Sul piano della natura dei dati: è importante essere precisi. Sophron lavora su codice, schemi di database, documentazione tecnica, conversazioni di processo. Non lavora sulle anagrafiche dei clienti finali — e questo non per autoregolamentazione editoriale, ma per costruzione tecnica. Oltre alle protezioni applicative descritte al §7 (la privacy-sentinel che audita gli accessi AI ai DB) e al §8 (segreti centralizzati, gating per skill, ordine di autorità), l'utente database con cui Sophron si autentica ai sistemi gestionali ha DENY espliciti, lato server, sulle tabelle di anagrafica. Anche se il modello volesse leggere un campo personale, il database glielo nega prima ancora che la richiesta diventi un risultato. L'esposizione che viene effettivamente passata al provider esterno è quindi di natura industriale (proprietà intellettuale, know-how di processo), non di natura GDPR-stretta come per i dati personali. Il vettore «richieste governative statunitensi via CLOUD Act» è teorico ma proporzionale: parliamo di codice di applicazioni interne, non del database delle persone fisiche — che da Sophron, semplicemente, non è raggiungibile.
Sintesi: la policy di residenza EU di Schüco resta l'obiettivo strategico, non viene abbandonata. L'eccezione di breve termine è documentata, motivata dall'assenza di alternative equivalenti, e bilanciata da garanzie contrattuali sostanziali sul non-training, da certificazioni di settore, e — sul piano interno — da un perimetro di accesso al dato volutamente stretto.

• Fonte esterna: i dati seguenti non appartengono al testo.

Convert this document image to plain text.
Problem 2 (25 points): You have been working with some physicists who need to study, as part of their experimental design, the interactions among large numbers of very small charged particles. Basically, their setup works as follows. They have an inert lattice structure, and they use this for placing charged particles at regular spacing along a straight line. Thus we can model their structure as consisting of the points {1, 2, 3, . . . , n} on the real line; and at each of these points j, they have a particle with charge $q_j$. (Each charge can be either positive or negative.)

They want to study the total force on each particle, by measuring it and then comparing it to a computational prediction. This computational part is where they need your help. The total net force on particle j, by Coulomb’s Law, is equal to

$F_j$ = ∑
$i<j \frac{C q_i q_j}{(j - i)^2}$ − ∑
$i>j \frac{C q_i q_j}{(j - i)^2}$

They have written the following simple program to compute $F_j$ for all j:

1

Non è la condizione di arrivo: è il compromesso pragmatico mentre la condizione di arrivo matura.
9.3 La direzione di lungo termine: server interno o VPS EU con open-source frontier
La direzione strategica del team è chiara: auto-hosting. Un server interno (datacenter Schüco) o un VPS in regione EU che ospiti un modello AI open-source frontier eseguito localmente. Questo eliminerebbe la dipendenza dal provider USA e darebbe piena conformità alla policy aziendale.
Il vincolo, oggi, è tecnico più che organizzativo: nessun modello open-source pubblico raggiunge ancora la qualità di Claude sul nostro use case specifico (sviluppo full-stack, agentic coding multi-step). La famiglia Llama, DeepSeek-Coder, Qwen2.5-Coder, Codestral sono in test e migliorano rapidamente — la stima realistica è che il gap si chiuda nei prossimi dodici-diciotto mesi. Quando un modello open raggiungerà la soglia di qualità richiesta, il team avrà già costruito le competenze AI-ops necessarie (orchestrazione vLLM/Ollama, tuning hardware GPU, serving API compatibile) e potrà migrare. L'integrazione con Sophron è progettata fin d'ora per non rompersi: lo scaffold parla all'LLM via interfaccia, non via dipendenza di vendor.
9.4 Perché questo importa, oltre al dettaglio tecnico
La domanda di apertura del capitolo — «come ci si fida di un LLM che vede tutti i nostri dati?» — non si risponde con una rassicurazione. Si risponde con una postura: la fiducia non è un assoluto, è una funzione del rischio reale, delle mitigazioni esistenti, della reversibilità della scelta e dell'esistenza di una traiettoria credibile verso un punto migliore.
Il team ha esplicitato tutte e quattro le componenti: ha misurato il rischio (training escluso, certificazioni note, natura industriale dei dati), ha valutato le mitigazioni (Commercial Terms, DPA, TLS, audit log), ha confermato la reversibilità (la conoscenza aziendale vive nei repository git interni, non sui server Anthropic — il giorno della migrazione, i dati non vanno recuperati: sono già qui), ed esiste una roadmap dichiarata verso la piena residenza EU.
Questo è ciò che si intende, in pratica, per fidarsi consapevolmente: non smettere di porsi la domanda, ma averla istruita per intero. Sophron — come scaffold — è agnostico rispetto al modello sotto, e ai server su cui quel modello gira. Il giorno in cui il modello e i server saranno interni, lo scaffold non se ne accorgerà. Nel frattempo, il compromesso è esplicito, ed è il compromesso che permette di lavorare oggi a una versione di Sophron in cui domani il provider potrà cambiare senza dover ricostruire nulla.